TM timeout and max-time

The TransactionManager’s participants provide easy ways to control per transaction timeouts. One can add a TIMESTAMP entry at the beginning of the transaction, and then have each participant control how it’s going, so to speak. If the transaction has spent more than a threshold amount of time, it’s better to abort the transaction right away because the client (i.e. POS device) probably has expired the transaction already and it’s not waiting for our response anymore.

We can do that on each participant, or you can have a general-purpose timeout participant that you can place here and there.

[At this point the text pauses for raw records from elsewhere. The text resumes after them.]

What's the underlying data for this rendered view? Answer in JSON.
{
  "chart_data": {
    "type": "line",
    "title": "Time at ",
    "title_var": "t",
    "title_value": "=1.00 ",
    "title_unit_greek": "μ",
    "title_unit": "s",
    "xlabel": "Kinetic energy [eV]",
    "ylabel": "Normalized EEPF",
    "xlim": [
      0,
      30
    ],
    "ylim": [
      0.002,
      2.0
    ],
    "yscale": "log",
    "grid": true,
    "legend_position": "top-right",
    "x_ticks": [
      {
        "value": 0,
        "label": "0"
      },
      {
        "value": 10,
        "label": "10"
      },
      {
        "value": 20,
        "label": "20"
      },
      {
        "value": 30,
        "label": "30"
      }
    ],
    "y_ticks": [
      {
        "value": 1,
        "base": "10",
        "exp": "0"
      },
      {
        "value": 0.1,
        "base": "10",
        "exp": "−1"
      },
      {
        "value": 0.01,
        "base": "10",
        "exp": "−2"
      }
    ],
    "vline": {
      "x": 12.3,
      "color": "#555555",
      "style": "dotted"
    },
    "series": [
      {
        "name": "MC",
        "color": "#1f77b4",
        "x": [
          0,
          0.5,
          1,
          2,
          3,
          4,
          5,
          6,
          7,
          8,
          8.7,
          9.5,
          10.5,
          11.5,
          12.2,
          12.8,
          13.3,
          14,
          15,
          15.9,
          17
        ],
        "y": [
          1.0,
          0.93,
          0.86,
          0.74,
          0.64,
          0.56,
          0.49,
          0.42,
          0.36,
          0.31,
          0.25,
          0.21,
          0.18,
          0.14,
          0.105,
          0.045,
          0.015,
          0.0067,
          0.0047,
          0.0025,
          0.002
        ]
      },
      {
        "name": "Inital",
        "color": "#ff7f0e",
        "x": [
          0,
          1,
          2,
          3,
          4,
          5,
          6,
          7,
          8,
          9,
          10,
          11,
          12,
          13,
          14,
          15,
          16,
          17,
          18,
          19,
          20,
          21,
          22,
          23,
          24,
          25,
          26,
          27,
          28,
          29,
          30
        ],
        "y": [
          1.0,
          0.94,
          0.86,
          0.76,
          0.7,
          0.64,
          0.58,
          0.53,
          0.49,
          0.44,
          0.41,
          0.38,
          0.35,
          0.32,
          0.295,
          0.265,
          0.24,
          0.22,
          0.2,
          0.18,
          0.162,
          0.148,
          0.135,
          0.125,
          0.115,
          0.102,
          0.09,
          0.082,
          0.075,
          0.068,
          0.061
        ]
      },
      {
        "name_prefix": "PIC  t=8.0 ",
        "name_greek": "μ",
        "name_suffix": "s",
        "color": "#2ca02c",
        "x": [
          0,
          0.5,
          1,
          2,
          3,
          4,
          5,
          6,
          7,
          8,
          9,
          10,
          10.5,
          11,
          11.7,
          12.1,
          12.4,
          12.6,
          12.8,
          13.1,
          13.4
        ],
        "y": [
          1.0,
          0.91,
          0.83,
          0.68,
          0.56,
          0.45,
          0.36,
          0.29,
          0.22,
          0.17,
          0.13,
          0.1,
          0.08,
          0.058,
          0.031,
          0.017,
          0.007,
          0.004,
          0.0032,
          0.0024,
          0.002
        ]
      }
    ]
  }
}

But because this is a common use case, to encourage its use, in jPOS Next the TransactionManager honors a couple of new attributes at the participant level:

  • timeout
  • max-time

e.g.:

1
2
3
4
5
6
7
8
9
10
11
12
13
...
...
<participant class="org.jpos.jcard.CheckFields">
<property name="mandatory" value="PCODE,7,11,12,AMOUNT,PAN,41" />
</participant>
<participant class="org.jpos.jcard.SelectCurrency" />
<participant class="org.jpos.jcard.CreateTranLog" timeout="1000" max-time="5000">
<property name="capture-date" value="capture-date" />
<property name="checkpoint" value="create-tranlog" />
<property name="node" value="${jcard.node:99}" />
</participant>
...
...

In this example, three things can happen:

  • if, by the time the TM reaches the CreateTranLog participant, the transaction has taken more than 5000ms thus far, the participant is not called, and the transaction continues with the ABORTED route.
  • If the partitipant takes more than 1000ms to process, even if it has returned PREPARED, we coerce the response to ABORTED.
  • If max time, at the end of the participant is greater than 5000ms, we also coerce the response to ABORTED.